Russia touts ‘war with NATO’ amid losses in Ukraine
As Russia faces challenges on the frontlines and at home, President Putin’s backers engage in war of words with Kyiv’s Western allies. Kyiv, Ukraine
As Russia faces challenges on the frontlines and at home, President Putin’s backers engage in war of words with Kyiv’s Western allies. Kyiv, Ukraine – Clad in military fatigues, Russian President Vladimir Putin listened to his top general talk about Ukraine’s “Western sponsors”. “Lacking success on the ground, the Kyiv regime is trying to convince its Western sponsors that it overtook the initiative and had significant battlefield gains,” Valery Gerasimov, chief of Russia’s General Staff of the Armed Forces, told Putin in televised remarks. In response, Putin urged him to “continue analysing” the involvement of each Western nation in the war that has not gone according to Moscow’s battlefield plans and its wish to “demilitarise” Ukraine back in 2022. “We’ll need this analysis for the possible making of responsible decisions in the future,” the Russian president said in the video broadcast, released at the beginning of a news cycle in the United States ahead of the Independence Day weekend. To anyone familiar with the recent turn of hostilities, their conversation seemed staged and based on false information. Putin claimed that his troops “completely liberated” the long-contested eastern city of Kostiantynivka, even though Ukrainians still control parts of it, and Ukrainian President Volodymyr Zelenskyy challenged Putin to meet him there to “find a diplomatic solution” to end the war. Putin also purported that this year, Moscow seized more than 3,000 square kilometres (1,158 square miles) of “our land” in Ukraine. But because of the shifting front lines and Ukraine’s counteroffensive, Moscow’s actual gains between January and July amounted to a mere 97 sq km (37.4 sq miles), according to the Institute for the Study of War, a US-based think tank that provides verified, geolocated data.
Instead of facing facts, Putin is creating a “constructed reality premised on a rejection of the tactical and operational developments,” it said. “Putin’s control over the information space and his ability to shape and propagate narratives of Russian military success are critical to maintaining this false reality,” it said.

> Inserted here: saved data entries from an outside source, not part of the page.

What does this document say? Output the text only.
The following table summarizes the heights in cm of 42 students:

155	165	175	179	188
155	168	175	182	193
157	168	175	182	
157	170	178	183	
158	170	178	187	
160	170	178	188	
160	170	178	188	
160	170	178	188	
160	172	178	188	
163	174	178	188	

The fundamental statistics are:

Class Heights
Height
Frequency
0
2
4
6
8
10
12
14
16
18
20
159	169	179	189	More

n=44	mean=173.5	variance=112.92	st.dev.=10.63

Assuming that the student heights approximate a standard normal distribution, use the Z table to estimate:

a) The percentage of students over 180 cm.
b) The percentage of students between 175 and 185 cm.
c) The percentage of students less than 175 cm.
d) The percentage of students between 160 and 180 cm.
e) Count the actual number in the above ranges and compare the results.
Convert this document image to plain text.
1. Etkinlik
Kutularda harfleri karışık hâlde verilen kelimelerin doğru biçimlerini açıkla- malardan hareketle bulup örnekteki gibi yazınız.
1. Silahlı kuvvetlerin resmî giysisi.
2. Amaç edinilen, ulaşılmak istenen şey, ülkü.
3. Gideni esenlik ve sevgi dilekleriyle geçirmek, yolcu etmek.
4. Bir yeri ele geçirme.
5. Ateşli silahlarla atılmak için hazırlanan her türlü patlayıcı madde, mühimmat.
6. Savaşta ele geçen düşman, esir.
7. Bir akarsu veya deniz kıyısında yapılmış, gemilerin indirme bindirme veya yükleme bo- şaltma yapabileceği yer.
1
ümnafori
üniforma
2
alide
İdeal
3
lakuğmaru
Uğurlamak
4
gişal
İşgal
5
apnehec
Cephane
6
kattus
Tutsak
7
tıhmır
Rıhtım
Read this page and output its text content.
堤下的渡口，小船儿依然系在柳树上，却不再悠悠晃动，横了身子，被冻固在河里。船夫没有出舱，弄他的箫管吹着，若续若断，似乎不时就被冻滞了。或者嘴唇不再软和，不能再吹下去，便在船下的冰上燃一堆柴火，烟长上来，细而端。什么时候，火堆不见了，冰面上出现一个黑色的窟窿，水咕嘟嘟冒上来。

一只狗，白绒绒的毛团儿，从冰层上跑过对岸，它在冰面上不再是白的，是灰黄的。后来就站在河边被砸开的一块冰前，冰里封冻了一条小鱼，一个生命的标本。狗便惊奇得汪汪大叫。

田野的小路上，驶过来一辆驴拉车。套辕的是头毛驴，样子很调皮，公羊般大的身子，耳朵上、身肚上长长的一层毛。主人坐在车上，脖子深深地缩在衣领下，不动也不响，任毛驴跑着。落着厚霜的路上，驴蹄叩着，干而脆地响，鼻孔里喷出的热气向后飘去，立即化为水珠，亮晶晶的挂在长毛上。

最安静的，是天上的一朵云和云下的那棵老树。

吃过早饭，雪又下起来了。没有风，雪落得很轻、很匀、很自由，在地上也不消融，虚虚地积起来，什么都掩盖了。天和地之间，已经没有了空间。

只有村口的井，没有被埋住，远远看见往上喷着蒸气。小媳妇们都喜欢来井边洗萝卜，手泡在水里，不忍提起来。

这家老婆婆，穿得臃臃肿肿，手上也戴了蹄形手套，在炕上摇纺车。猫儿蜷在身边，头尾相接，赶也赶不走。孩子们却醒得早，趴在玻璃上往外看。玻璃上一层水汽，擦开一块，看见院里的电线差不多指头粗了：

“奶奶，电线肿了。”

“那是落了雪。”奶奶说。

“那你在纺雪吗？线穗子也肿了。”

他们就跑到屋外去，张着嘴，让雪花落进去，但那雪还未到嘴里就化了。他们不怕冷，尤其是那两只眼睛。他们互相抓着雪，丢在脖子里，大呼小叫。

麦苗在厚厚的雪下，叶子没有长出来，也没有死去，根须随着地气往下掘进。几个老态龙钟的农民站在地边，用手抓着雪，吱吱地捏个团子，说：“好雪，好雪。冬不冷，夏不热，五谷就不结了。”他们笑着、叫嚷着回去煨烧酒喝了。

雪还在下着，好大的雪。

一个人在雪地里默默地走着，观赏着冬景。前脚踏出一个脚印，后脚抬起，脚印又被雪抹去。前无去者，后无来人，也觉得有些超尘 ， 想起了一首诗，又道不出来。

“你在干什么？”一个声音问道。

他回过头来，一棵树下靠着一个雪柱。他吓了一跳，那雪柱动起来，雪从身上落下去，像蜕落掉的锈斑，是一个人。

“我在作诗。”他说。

And Russia’s claims of seizing a town or a village are often based on missions by servicemen who are ordered to reach a central square or another landmark and send a photo of themselves planting a Russian flag. “And then we kill them, and they never make it back,” Andriy, a Ukrainian serviceman who spent three years on the eastern frontline, told Al Jazeera, withholding his last name in accordance with wartime protocol. ‘It has to be justified, explained to their audience’ To a four-star Ukrainian general, Putin’s goals are crystal clear – to convince the Russian public that it was NATO’s backing that turned Moscow’s blitzkrieg, dubbed a “special military operation”, into a full-scale “war with NATO” with no end in sight. “The goal is to justify why the ‘special military operation’ has been lasting for the fifth year instead of months,” Lt. Gen. Ihor Romanenko, former deputy head of Ukraine’s general staff of armed forces, told Al Jazeera. The Kremlin uses “such a propaganda approach as it needs to show why the war has to be scaled up, why this is happening, that this is a war already, and they’re at war not with Ukraine, but with all of NATO,” he said. Amid daily Ukrainian strikes on occupied areas and mainland Russia from the Baltic to western Siberia, a growing fuel shortage and mounting economic problems, the Kremlin is warming Russians up to the idea of a wider mobilisation ostensibly planned for after the September 18-20 parliamentary vote.